EY Budget reaction: Stamp Duty on Expensive Homes - the Empire strikes back
Patrick Stevens, tax partner at EY comments:
“Stamp Duty avoidance on the purchase of expensive homes has been rife for well over a year. Many people have wondered why the loopholes have not been closed down before now. Now that the counteraction has arrived it is draconian.
“Anyone foolish enough to transfer a house (worth over £2m) into a company in the future will pay 15% Stamp Duty. It means that this will just not happen. For those houses worth over £2m that are already in companies, there is the promise of "a large annual charge" (to be consulted on) and a Capital Gains Tax charge if they are sold out of the company after April 2013. All of this is clearly aimed at making people close down companies holding their houses before April next year.
“An alternative way of avoiding this Stamp Duty was to use the detailed provisions of the Sub sale rules. This has also been closed down. Finally the Chancellor stated that if people found new loopholes in this area of tax they would be immediately closed down with retrospective effect.
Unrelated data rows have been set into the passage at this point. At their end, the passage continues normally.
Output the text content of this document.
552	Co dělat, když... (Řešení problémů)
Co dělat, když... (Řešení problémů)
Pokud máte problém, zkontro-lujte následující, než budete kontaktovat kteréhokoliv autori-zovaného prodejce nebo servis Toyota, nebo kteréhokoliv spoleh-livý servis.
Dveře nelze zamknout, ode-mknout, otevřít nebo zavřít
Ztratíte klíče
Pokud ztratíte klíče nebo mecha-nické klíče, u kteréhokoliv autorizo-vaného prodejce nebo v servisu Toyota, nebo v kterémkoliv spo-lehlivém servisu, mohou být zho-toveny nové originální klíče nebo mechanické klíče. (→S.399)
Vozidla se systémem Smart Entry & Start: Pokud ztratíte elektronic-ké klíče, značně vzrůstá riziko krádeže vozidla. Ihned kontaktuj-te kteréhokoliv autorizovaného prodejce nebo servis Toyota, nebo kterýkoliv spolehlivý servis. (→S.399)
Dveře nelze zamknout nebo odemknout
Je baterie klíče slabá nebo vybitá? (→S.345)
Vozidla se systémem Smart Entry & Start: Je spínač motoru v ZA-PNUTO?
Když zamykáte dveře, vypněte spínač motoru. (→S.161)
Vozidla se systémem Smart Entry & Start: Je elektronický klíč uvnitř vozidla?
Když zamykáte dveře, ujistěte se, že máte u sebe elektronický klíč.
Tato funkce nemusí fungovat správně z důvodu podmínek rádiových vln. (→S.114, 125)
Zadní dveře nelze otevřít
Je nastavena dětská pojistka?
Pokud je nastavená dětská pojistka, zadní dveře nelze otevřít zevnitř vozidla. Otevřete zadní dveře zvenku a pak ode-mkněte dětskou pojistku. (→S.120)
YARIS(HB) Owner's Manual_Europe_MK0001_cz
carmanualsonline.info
“Many people will be able to understand the reason for these changes. However some people hold property through companies for reasons completely unconnected with tax. For example, for people who come from certain other countries who have forced heirship rules, it is the only way of passing on their assets as they wish to do so. For others it is important to maintain privacy about their assets. In these and other cases these rules will have difficult side effects.”